4. MarkUs: Model Architecture
My hardest early PR.
PR #7681
The Problem
Deleting a Section could orphan students or leave dangling references. The controller had cleanup code that should have been in the model.
The Fix
Rewrote Section model associations:
class Section < ApplicationRecord
# Delete associated starter file groups when section is deleted
has_many :section_starter_file_groups, dependent: :destroy
# Prevent deletion if students are still in this section
has_many :students, dependent: :restrict_with_error
enddependent: :destroy — Cascade delete for owned resources (starter file groups belong to the section)
dependent: :restrict_with_error — Prevent deletion if there are associated records (students shouldn’t be orphaned)
Additional Work
- Removed controller-level cleanup code (correctly moved to model)

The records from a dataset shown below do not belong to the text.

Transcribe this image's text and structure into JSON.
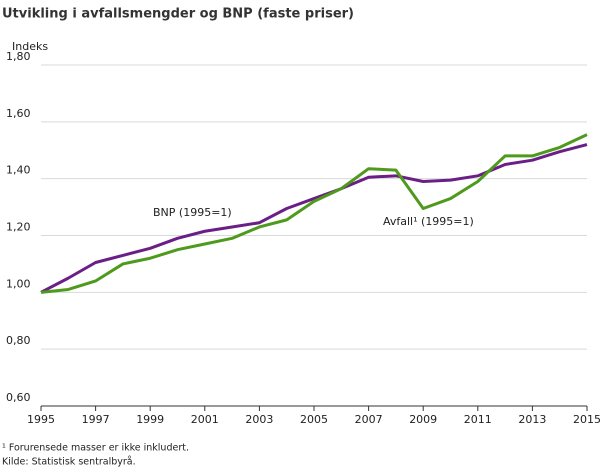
{
  "chart_data": {
    "type": "line",
    "title": "Utvikling i avfallsmengder og BNP (faste priser)",
    "y_label": "Indeks",
    "x": [
      1995,
      1996,
      1997,
      1998,
      1999,
      2000,
      2001,
      2002,
      2003,
      2004,
      2005,
      2006,
      2007,
      2008,
      2009,
      2010,
      2011,
      2012,
      2013,
      2014,
      2015
    ],
    "series": [
      {
        "name": "BNP (1995=1)",
        "color": "#6b1f86",
        "values": [
          1.0,
          1.05,
          1.105,
          1.13,
          1.155,
          1.19,
          1.215,
          1.23,
          1.245,
          1.295,
          1.33,
          1.365,
          1.405,
          1.41,
          1.39,
          1.395,
          1.41,
          1.45,
          1.465,
          1.495,
          1.52
        ]
      },
      {
        "name": "Avfall¹ (1995=1)",
        "color": "#4e9a1c",
        "values": [
          1.0,
          1.01,
          1.04,
          1.1,
          1.12,
          1.15,
          1.17,
          1.19,
          1.23,
          1.255,
          1.32,
          1.365,
          1.435,
          1.43,
          1.295,
          1.33,
          1.39,
          1.48,
          1.48,
          1.51,
          1.555
        ]
      }
    ],
    "xlim": [
      1995,
      2015
    ],
    "xticks": [
      1995,
      1997,
      1999,
      2001,
      2003,
      2005,
      2007,
      2009,
      2011,
      2013,
      2015
    ],
    "ylim": [
      0.6,
      1.8
    ],
    "yticks": [
      {
        "value": 0.6,
        "label": "0,60"
      },
      {
        "value": 0.8,
        "label": "0,80"
      },
      {
        "value": 1.0,
        "label": "1,00"
      },
      {
        "value": 1.2,
        "label": "1,20"
      },
      {
        "value": 1.4,
        "label": "1,40"
      },
      {
        "value": 1.6,
        "label": "1,60"
      },
      {
        "value": 1.8,
        "label": "1,80"
      }
    ],
    "grid": true,
    "footnotes": [
      "¹ Forurensede masser er ikke inkludert.",
      "Kilde: Statistisk sentralbyrå."
    ]
  }
}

- Added comprehensive tests for all deletion scenarios
- Learned to rollback & reapply migrations correctly
- Closed a long-standing GitHub issue
What It Taught Me
Rails association semantics — dependent options have real consequences. Choose wrong and you get orphaned records or accidental deletions.
Good domain modeling — The model should enforce its own invariants. Controllers orchestrate; models protect data integrity.
Controllers shouldn’t contain lifecycle logic — If you’re writing cleanup code in a controller, it probably belongs in the model.
Predictable, testable, maintainable behavior — If you can’t write a test for the deletion behavior, you don’t understand it well enough.
This PR made me feel like I could actually contribute to the core of MarkUs.